En 50 ans, le nombre de ménages ayant acquis les clés de leur résidence principale a augmenté de 15 points en France métropolitaine, selon une étude de l’Insee qui note que près de 58 % des ménages sont propriétaires de leur logement, contre seulement 43 % en 1968. Sur cette période, le nombre de ménages est passé de 15,7 millions à 27,9 millions.

Cette tendance s’accorde avec une diminution de la part des ménages locataires, et une proportion d’hébergement gratuit presque inexistante aujourd’hui (2 %), contrairement à 1968 (12 %).

Seniors et couples

La part de propriétaires n’a cessé de croître depuis les années 1980 jusqu’en 2010, avant de se stabiliser. Parmi eux, environ un tiers n’a pas fini de rembourser l’emprunt lié à l’achat du logement. Ce taux a fortement augmenté dans les années 1980 avant de baisser jusqu’au milieu des années 2000. Il est stable depuis.

De manière générale, la part de propriétaires augmente avec l’âge : les ménages dont le référent a plus de 60 ans sont plus souvent propriétaires. Mais, en une cinquantaine d’années, l’écart avec les autres tranches d’âge s’est creusé : la part de propriétaires a augmenté de 19 points pour atteindre 73,7 % chez les plus de 60 ans, alors qu’elle restait stable, et relativement faible, chez les ménages les plus jeunes (moins de 25 ans) : entre 6 % et 8 %. Cette disparité est particulièrement marquée en Île-de-France.

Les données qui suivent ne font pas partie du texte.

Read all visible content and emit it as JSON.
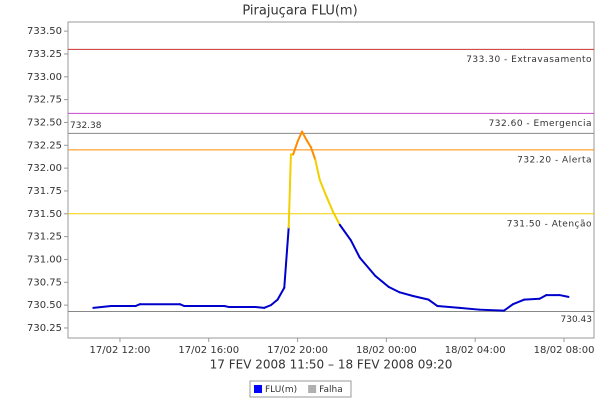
{
  "chart_data": {
    "type": "line",
    "title": "Pirajuçara FLU(m)",
    "subtitle": "17 FEV 2008 11:50 – 18 FEV 2008 09:20",
    "x": [
      10.8,
      11.6,
      12.7,
      12.9,
      14.7,
      14.9,
      16.7,
      16.9,
      18.1,
      18.5,
      18.8,
      19.1,
      19.4,
      19.6,
      19.7,
      19.8,
      20.0,
      20.2,
      20.4,
      20.6,
      20.8,
      21.0,
      21.3,
      21.6,
      21.9,
      22.4,
      22.8,
      23.5,
      24.1,
      24.6,
      25.2,
      25.9,
      26.3,
      27.3,
      28.2,
      29.3,
      29.7,
      30.2,
      30.9,
      31.2,
      31.8,
      32.2
    ],
    "series": [
      {
        "name": "FLU(m)",
        "color": "#0000cc",
        "values": [
          730.47,
          730.49,
          730.49,
          730.51,
          730.51,
          730.49,
          730.49,
          730.48,
          730.48,
          730.47,
          730.5,
          730.56,
          730.69,
          731.35,
          732.15,
          732.15,
          732.29,
          732.4,
          732.31,
          732.23,
          732.09,
          731.87,
          731.69,
          731.52,
          731.38,
          731.21,
          731.02,
          730.82,
          730.7,
          730.64,
          730.6,
          730.56,
          730.49,
          730.47,
          730.45,
          730.44,
          730.51,
          730.56,
          730.57,
          730.61,
          730.61,
          730.59
        ]
      }
    ],
    "legend": [
      {
        "name": "FLU(m)",
        "color": "#0000ff"
      },
      {
        "name": "Falha",
        "color": "#b0b0b0"
      }
    ],
    "thresholds": [
      {
        "value": 733.3,
        "label": "733.30 - Extravasamento",
        "color": "#cc3333"
      },
      {
        "value": 732.6,
        "label": "732.60 - Emergencia",
        "color": "#cc44cc"
      },
      {
        "value": 732.2,
        "label": "732.20 - Alerta",
        "color": "#ff8c00"
      },
      {
        "value": 731.5,
        "label": "731.50 - Atenção",
        "color": "#f0d000"
      }
    ],
    "markers": [
      {
        "value": 732.38,
        "side": "left"
      },
      {
        "value": 730.43,
        "side": "right"
      }
    ],
    "xlim": [
      9.66,
      33.35
    ],
    "xticks": [
      {
        "value": 12,
        "label": "17/02 12:00"
      },
      {
        "value": 16,
        "label": "17/02 16:00"
      },
      {
        "value": 20,
        "label": "17/02 20:00"
      },
      {
        "value": 24,
        "label": "18/02 00:00"
      },
      {
        "value": 28,
        "label": "18/02 04:00"
      },
      {
        "value": 32,
        "label": "18/02 08:00"
      }
    ],
    "ylim": [
      730.14,
      733.6
    ],
    "yticks": [
      730.25,
      {
        "value": 730.5,
        "label": "730.50"
      },
      730.75,
      {
        "value": 731,
        "label": "731.00"
      },
      731.25,
      {
        "value": 731.5,
        "label": "731.50"
      },
      731.75,
      {
        "value": 732,
        "label": "732.00"
      },
      732.25,
      {
        "value": 732.5,
        "label": "732.50"
      },
      732.75,
      {
        "value": 733,
        "label": "733.00"
      },
      733.25,
      {
        "value": 733.5,
        "label": "733.50"
      }
    ]
  }
}
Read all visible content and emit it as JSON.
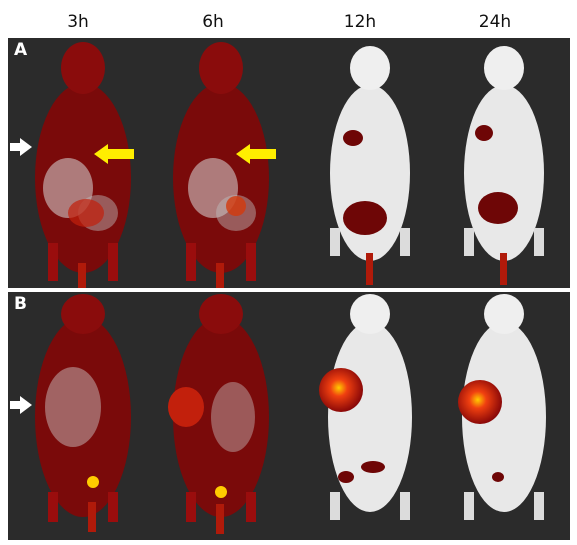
{
  "time_labels": [
    "3h",
    "6h",
    "12h",
    "24h"
  ],
  "panels": [
    {
      "label": "A"
    },
    {
      "label": "B"
    }
  ],
  "colors": {
    "background": "#2b2b2b",
    "signal_dark": "#6e0606",
    "signal_mid": "#b01a0a",
    "signal_hot": "#ffcc00",
    "mouse_body": "#e8e8e8",
    "yellow_arrow": "#ffee00"
  }
}
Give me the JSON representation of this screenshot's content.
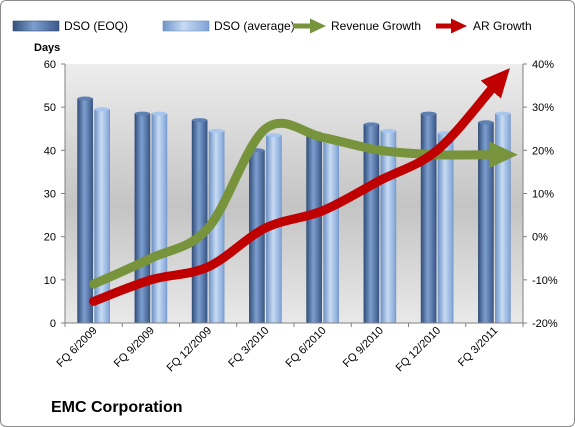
{
  "chart_data": {
    "type": "bar",
    "company": "EMC Corporation",
    "y_axis_title": "Days",
    "categories": [
      "FQ 6/2009",
      "FQ 9/2009",
      "FQ 12/2009",
      "FQ 3/2010",
      "FQ 6/2010",
      "FQ 9/2010",
      "FQ 12/2010",
      "FQ 3/2011"
    ],
    "ylim": [
      0,
      60
    ],
    "y_ticks": [
      0,
      10,
      20,
      30,
      40,
      50,
      60
    ],
    "y2lim": [
      -20,
      40
    ],
    "y2_ticks": [
      "-20%",
      "-10%",
      "0%",
      "10%",
      "20%",
      "30%",
      "40%"
    ],
    "series": [
      {
        "name": "DSO (EOQ)",
        "type": "bar",
        "axis": "left",
        "color": "#4a6fa5",
        "values": [
          52,
          48.5,
          47,
          40,
          44,
          46,
          48.5,
          46.5
        ]
      },
      {
        "name": "DSO (average)",
        "type": "bar",
        "axis": "left",
        "color": "#8fb3e0",
        "values": [
          49.5,
          48.5,
          44.5,
          43.5,
          42,
          44.5,
          44,
          48.5
        ]
      },
      {
        "name": "Revenue Growth",
        "type": "line",
        "axis": "right",
        "color": "#77933c",
        "values": [
          -11,
          -5,
          2,
          25,
          23,
          20,
          19,
          19
        ]
      },
      {
        "name": "AR Growth",
        "type": "line",
        "axis": "right",
        "color": "#c00000",
        "values": [
          -15,
          -10,
          -7,
          2,
          6,
          13,
          20,
          35
        ]
      }
    ],
    "legend": "top",
    "grid": false
  }
}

Les couples avec ou sans enfants sont plus souvent propriétaires que les personnes seules. De plus, leur part de propriétaires croît significativement depuis 1968 (respectivement de + 23 et + 26 points). En revanche, les familles monoparentales sont moins souvent propriétaires.

Dans toutes les régions

Pour l’Institut, cette augmentation du nombre des propriétaires résulte notamment du « niveau de vie des ménages, du prix du l’immobilier, des conditions d’emprunt et des dispositifs d’aide à l’accession à la propriété ».

La part de propriétaires a cependant augmenté plus fortement parmi les catégories sociales les plus favorisées : respectivement + 23 et + 21 points pour les ménages dont le référent est cadre ou profession intermédiaire, contre + 6 points chez les employés, + 10 chez les agriculteurs ou + 14 chez les ouvriers.

Enfin, la part de ménages propriétaires augmente dans toutes les régions, de 8 points en Occitanie jusqu’à + 18 points en Normandie. Toutefois, les régions qui présentaient une part élevée de propriétaires en 1968 (Bretagne, Nouvelle-Aquitaine, Occitanie…) connaissent les plus faibles hausses. À l’inverse, la hausse est plus nette dans les régions où la part était initialement plus faible (Normandie, Auvergne-Rhône-Alpes…)

Bien que l’augmentation de la proportion de propriétaires observée en Île-de-France soit proche de la moyenne nationale, elle reste très inférieure aux niveaux observés dans les autres régions (47,4 %). C’est en Bretagne que les propriétaires sont les plus nombreux : 66,4 % des ménages.

Dans l’Union européenne un peu moins d’un tiers des ménages (31 %) étaient locataires de leur logement en 2016. Ce taux varie toutefois fortement : de 4 % en Roumanie à 48 % en Allemagne. Il est en général plus fort dans les pays d’Europe du Nord, qui disposent d’un secteur locatif important et offrent une bonne protection aux locataires et plus faible dans les pays d’Europe centrale, où les locataires ont souvent pu accéder à la propriété après 1989. Les pays méditerranéens occupent une position intermédiaire. Avec 35 % de locataires, la France se rapproche par exemple des pays du Nord ; l’Espagne, avec 22 % de locataires, est à l’inverse plus proche des pays d’Europe centrale.